Maria Kalesnikawa frei: Ein Hoffnungsschimmer für die Demokratie in Belarus
Meinolf BarkholzMaria Kalesnikawa frei: Ein Hoffnungsschimmer für die Demokratie in Belarus
Internationaler Karlspreis würdigt erneut den Kampf um Demokratie in Belarus
Der Internationale Karlspreis zu Aachen, eine der angesehendsten Auszeichnungen Europas, hat erneut die Auseinandersetzung um Demokratie in Belarus in den Fokus gerückt. 2022 wurden die Oppositionspolitikerinnen Swjatlana Zichanouskaja, Maria Kalesnikawa und Veronika Zepkalo für ihren Einsatz gegen das autoritäre Regime geehrt. Nun, nach Jahren in Haft, ist Kalesnikawa endlich freigelassen worden und lebt in Deutschland.
2020 wurde Maria Kalesnikawa zu einer Schlüsselfigur der prodemokratischen Bewegung in Belarus. Im September desselben Jahres wurde sie in Minsk festgenommen und 2021 zu elf Jahren Haft verurteilt. Trotz internationaler Verurteilung hielt das Regime unter Alexander Lukaschenko sie über fünf Jahre lang gefangen.
Der seit 1950 verliehene Internationale Karlspreis ehrt Persönlichkeiten, die sich für die europäische Einheit und Werte einsetzen. 2022 ging die Auszeichnung an Kalesnikawa, Zichanouskaja und Zepkalo für ihren Widerstand gegen Lukaschenkos Regierung – zu einer Zeit, in der die Repression in Belarus ungebrochen anhielt.
Kalesnikawas überraschende Freilassung im Dezember 2025 erfolgte nach US-geführten Verhandlungen unter der Regierung von Donald Trump. Gemeinsam mit 123 weiteren politischen Gefangenen wurde sie entlassen – ein seltener Kurswechsel in Lukaschenkos harter Linie. Nach ihrer Ankunft in Deutschland wurde sie in Aachen empfangen, der Stadt, in der der Karlspreis verliehen wird.

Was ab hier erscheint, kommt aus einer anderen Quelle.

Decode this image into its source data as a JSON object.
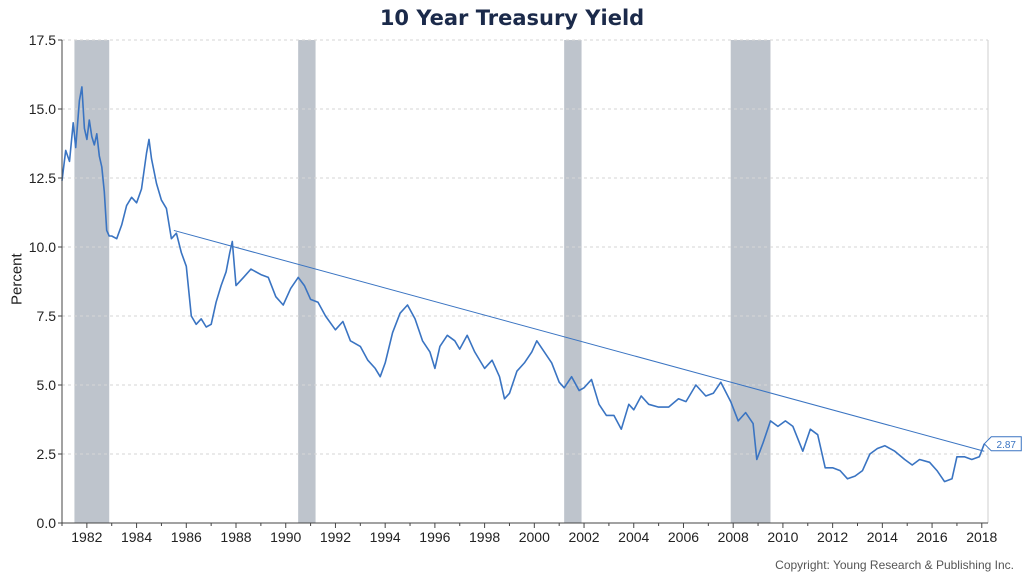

Kalesnikawas Anwesenheit in Aachen unterstreicht die Botschaft des Preises: Solidarität mit denen, die für Freiheit kämpfen. Ihre Freilassung nach Jahren der Haft gibt der demokratischen Bewegung in Belarus einen Hoffnungsschimmer. Gleichzeitig zeigt das Ereignis, wie groß die Herausforderungen für Oppositionelle bleiben, die weiterhin Repressionen ausgesetzt sind.